Generic drug use saves billions
TRENTON, N.J. – Growing use of generic medicines has reduced U.S. health care spending by more than $1 trillion over the past decade, according to an industry-funded study released Thursday.
The fourth annual report, produced for the Generic Pharmaceutical Association, found use of generic prescription drugs in the U.S. saved about $193 billion last year alone. That amount was up 22 percent from the $158 billion in savings from generics in 2010, and was more than three times the $60 billion in savings in 2002, the report states.
Last year, nearly 80 percent of the 4 billion prescriptions dispensed in this country were generic drugs. Because of their cheaper prices, those drugs accounted for just 27 percent of total U.S. spending on prescription medicines. In categories where both branded medicines and generic drugs are available, consumers opted to get the generic version 94 percent of the time last year, the report noted.

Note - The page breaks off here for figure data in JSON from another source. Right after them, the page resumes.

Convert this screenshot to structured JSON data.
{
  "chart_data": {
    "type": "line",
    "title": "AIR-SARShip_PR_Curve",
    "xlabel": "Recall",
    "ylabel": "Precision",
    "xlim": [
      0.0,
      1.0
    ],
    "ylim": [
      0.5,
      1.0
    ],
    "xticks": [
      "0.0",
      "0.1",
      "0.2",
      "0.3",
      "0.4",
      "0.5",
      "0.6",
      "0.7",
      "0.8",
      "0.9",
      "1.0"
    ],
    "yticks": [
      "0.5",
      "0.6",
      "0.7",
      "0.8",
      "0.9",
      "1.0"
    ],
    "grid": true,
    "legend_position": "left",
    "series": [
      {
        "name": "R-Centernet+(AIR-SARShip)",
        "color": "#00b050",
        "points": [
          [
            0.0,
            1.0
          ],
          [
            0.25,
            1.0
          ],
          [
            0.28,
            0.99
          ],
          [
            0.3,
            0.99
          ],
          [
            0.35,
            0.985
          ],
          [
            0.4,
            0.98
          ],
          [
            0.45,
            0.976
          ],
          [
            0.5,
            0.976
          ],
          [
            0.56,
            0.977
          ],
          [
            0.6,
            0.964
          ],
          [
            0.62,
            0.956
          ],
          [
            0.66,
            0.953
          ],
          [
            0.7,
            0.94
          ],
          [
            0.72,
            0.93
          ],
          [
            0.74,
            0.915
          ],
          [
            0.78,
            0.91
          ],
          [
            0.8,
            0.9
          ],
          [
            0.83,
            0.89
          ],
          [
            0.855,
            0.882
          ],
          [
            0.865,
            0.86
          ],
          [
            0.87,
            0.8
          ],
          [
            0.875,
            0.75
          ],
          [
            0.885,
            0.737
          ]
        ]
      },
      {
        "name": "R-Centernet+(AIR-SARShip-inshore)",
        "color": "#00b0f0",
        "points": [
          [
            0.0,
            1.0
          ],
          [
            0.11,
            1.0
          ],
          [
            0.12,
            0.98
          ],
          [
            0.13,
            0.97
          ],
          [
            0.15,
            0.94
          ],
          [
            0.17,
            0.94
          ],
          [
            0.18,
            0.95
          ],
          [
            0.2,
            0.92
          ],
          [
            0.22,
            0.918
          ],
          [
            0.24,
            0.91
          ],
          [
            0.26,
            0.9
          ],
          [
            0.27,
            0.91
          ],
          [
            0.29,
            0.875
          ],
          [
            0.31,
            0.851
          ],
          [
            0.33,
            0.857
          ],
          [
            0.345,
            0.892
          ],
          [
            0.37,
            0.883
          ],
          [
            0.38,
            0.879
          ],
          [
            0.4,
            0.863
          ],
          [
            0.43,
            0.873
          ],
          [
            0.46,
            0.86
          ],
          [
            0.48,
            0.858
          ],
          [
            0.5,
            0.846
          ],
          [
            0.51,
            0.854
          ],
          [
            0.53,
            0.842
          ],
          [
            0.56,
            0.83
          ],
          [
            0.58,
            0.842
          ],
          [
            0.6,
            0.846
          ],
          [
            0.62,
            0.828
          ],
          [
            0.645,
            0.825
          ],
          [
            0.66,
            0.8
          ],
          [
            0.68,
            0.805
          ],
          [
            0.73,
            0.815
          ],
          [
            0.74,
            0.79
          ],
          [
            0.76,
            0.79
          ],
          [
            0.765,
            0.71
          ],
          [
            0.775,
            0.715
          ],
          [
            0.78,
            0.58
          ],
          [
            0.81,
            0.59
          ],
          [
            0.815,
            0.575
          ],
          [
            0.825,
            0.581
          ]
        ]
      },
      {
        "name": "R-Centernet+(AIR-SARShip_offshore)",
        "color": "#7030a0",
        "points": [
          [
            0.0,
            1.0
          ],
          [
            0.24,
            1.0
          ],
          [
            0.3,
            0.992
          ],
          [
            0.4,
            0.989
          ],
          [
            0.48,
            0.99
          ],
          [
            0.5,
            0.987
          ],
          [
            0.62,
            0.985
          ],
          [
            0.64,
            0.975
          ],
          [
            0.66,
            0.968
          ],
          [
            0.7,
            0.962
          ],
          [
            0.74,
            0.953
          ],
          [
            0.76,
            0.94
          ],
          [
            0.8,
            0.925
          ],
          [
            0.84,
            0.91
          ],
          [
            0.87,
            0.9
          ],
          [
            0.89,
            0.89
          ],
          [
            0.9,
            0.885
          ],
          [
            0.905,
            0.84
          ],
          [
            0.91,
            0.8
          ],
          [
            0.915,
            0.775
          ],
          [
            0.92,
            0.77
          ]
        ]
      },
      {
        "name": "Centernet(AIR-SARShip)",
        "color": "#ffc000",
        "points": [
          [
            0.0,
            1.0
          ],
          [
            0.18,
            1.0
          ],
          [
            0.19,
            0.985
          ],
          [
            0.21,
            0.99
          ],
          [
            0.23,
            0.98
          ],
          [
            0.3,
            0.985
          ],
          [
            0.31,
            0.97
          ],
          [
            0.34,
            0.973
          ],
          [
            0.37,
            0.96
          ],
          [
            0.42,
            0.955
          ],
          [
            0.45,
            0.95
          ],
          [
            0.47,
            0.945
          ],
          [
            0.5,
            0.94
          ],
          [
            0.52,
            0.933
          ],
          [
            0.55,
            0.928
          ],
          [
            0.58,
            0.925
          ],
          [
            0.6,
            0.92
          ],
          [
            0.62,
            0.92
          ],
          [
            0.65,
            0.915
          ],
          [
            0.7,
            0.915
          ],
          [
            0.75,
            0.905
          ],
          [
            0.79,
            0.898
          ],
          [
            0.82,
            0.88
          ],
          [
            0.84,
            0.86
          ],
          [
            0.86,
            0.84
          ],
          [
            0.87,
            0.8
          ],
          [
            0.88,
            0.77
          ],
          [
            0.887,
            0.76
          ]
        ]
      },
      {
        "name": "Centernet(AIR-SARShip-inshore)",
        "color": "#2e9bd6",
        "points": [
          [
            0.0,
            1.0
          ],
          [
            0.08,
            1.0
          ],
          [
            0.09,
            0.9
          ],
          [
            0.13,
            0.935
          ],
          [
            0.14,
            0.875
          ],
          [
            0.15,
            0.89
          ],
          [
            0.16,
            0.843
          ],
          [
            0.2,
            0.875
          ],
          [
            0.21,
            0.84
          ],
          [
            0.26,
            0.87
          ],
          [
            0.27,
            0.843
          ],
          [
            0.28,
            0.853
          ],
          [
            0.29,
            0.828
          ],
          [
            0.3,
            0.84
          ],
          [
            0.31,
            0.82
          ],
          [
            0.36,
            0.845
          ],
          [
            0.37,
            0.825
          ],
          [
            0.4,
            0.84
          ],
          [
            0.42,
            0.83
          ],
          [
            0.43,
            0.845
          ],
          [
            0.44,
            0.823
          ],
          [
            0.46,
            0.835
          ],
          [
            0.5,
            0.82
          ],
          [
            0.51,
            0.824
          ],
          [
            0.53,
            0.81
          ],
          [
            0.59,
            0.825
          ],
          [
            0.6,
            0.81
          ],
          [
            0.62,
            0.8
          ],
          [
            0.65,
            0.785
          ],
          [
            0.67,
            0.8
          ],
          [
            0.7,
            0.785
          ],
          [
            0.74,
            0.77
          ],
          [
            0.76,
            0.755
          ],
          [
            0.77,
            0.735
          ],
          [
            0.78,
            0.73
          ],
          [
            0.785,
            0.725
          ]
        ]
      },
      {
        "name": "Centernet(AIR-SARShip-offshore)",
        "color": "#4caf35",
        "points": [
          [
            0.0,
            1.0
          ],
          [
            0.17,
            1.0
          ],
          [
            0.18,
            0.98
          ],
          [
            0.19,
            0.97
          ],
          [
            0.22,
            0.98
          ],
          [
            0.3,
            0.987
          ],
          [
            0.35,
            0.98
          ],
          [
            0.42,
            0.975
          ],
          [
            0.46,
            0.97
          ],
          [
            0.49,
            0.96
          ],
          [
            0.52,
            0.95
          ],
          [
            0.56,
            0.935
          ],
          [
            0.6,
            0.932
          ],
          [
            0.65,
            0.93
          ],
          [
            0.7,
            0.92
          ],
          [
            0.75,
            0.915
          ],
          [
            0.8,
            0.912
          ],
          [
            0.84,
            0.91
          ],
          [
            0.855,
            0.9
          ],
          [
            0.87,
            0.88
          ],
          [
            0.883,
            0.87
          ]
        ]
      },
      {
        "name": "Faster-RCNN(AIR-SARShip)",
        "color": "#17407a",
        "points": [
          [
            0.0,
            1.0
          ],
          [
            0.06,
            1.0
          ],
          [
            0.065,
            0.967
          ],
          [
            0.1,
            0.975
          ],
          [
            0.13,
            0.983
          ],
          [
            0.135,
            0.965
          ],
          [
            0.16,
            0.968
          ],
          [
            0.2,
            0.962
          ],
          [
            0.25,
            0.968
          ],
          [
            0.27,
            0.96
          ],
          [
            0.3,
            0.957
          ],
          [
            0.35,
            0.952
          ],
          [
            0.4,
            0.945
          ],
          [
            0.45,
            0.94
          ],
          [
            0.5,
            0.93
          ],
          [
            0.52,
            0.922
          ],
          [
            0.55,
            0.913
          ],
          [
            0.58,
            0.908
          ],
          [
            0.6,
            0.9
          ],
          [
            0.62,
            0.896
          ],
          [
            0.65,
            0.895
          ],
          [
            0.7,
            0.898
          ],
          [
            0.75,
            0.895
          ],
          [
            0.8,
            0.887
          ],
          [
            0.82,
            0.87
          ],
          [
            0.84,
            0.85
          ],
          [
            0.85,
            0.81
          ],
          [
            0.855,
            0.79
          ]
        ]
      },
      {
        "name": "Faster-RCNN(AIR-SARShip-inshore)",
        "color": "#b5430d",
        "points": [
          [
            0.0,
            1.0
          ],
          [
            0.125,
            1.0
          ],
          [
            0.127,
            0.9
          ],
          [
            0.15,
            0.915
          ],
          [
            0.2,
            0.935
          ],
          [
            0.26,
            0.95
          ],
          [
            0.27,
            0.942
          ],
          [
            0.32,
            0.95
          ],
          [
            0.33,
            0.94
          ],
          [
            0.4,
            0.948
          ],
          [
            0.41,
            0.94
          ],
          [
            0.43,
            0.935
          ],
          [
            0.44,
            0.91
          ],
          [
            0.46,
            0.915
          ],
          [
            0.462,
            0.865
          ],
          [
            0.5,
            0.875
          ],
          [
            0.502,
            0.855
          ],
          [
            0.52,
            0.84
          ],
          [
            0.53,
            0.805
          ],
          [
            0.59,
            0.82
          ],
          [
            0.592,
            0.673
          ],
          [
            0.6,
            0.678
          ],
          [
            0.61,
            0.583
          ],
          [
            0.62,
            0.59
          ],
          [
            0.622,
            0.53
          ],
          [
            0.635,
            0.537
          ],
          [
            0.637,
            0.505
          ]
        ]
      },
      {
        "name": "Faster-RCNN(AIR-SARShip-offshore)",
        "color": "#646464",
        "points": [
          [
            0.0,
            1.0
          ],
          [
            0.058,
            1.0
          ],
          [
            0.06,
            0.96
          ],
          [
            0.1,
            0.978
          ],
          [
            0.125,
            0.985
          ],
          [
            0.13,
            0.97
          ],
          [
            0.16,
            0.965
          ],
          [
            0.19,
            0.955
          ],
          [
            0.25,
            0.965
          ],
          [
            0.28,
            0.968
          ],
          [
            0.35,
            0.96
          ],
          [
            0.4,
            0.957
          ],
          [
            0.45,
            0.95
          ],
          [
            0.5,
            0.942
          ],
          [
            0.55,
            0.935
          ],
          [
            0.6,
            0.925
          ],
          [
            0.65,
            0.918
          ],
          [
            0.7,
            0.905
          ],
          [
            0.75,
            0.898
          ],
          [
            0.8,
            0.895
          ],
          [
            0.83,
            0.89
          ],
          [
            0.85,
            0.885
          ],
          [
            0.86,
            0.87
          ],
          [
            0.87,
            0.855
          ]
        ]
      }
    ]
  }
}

Once there are multiple generic versions of a brand-name drug available in pharmacies, the price for all those generics generally drops to 80 percent to 90 percent less than the brand-name price.
Growth in generic use has been accelerating in the last several years as the first generics arrived for an unprecedented number of popular drugs, taken daily by millions of people, that were launched a decade or more ago and are now seeing their patents expire. Those multi-billion-dollar-a-year drugs include Lipitor for high cholesterol, blood thinner Plavix, antidepressant Effexor XR, osteoporosis pill Fosamax and Aricept for Alzheimer’s disease symptoms.
Generics are chemically equivalent to brand-name drugs and work the same in nearly all patients. They are cheaper because, unlike the pharmaceutical companies that create brand-name medicines, generic drugmakers don’t have to spend roughly a decade and a $1 billion on tests to prove the drugs are safe and effective.